As I took the call, my father’s deep baritone voice hit my ears with the same controlling effect, it has had for years- “You must have something to fall back upon. What are you going to do if things get wrong?”

Ever since I was a child, I had seen him be like this. He has always tried to use pain as a leverage to push me into doing something good in my life, and that has been his modus operandi.

There are two ways you can motivate someone. You can either use pain or you can use pleasure. With the kind of life he had lived, the experiences that he had had in his life, he thought pain would work better.

If I have a safety net, am I truly going to be able to jump across the abyss onto the other side knowing that if I fall, I’ll be safe? I don’t need that safety net. In fact, that safety net is going to be a disadvantage. I wanted to have so much fear of whatever it is. So much passion, so much aggression, so much frustration; just that drive to be able to make it to the other side, because if I don’t, I die. There is no second chance. I have to do it, one way or the other. I don’t want a safety net. In fact, if you’ll give me a safety net, I will tear it bloody apart. I want to know if I have it in me. I want to know if I will be able to fly. I will not be able to fly if you are going to weaken me with a safety net.

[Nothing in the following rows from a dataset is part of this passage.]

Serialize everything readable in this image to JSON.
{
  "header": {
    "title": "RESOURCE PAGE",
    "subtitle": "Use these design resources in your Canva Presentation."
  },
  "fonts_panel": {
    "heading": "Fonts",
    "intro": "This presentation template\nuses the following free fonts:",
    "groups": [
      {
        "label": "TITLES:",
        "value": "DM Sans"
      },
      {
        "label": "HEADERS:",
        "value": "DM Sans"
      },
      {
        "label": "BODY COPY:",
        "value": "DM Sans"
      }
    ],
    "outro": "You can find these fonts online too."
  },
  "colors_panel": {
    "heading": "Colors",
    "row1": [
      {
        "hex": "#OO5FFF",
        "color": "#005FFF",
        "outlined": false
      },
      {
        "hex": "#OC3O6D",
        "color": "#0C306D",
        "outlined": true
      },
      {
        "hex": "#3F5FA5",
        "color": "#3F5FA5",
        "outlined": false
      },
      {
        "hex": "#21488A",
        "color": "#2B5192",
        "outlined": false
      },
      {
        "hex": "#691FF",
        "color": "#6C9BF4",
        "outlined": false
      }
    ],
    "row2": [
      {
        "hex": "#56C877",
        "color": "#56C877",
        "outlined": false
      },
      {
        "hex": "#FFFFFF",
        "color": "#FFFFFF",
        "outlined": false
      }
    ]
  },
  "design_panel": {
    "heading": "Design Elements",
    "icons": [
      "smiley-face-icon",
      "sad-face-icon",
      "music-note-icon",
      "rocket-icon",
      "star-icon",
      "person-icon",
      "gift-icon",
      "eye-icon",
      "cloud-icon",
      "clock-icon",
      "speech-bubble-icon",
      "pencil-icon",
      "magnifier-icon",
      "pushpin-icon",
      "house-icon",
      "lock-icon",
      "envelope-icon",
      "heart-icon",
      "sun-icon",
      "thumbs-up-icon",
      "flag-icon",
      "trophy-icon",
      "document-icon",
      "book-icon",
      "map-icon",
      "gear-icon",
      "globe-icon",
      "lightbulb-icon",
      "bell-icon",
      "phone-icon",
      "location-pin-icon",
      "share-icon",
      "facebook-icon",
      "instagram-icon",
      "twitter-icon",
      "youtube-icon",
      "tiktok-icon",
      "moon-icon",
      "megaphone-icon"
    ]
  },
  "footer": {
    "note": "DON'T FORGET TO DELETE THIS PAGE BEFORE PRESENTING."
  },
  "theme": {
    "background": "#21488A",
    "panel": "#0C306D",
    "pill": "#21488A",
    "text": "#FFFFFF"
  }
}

“Son, you there?” his voice punctuated my chain of thoughts.
“Yes Dad, I am here.”
“What have you decided then?”
“Okay Dad, I will take the job.”

What my father never realized and probably never will, is that having a backup option every time was a disadvantage in itself. How was I supposed to give it my all, knowing that even if things did not work out, I would still have something else to fall back upon?

The adrenaline rush that usually makes any endeavour worth the effort, is not something I could explain to him. But I knew that it was something mandatory for me to feel satisfied.

I wanted to write, I wanted to capture the world in words. And yet, when have I ever been able to stand up to him? Never. The whole emotional aspect of our relationship always makes me agree to whatever he wished for.

After all, he has spent all his life struggling to make my life as comfortable as possible and see that all my needs were fulfilled.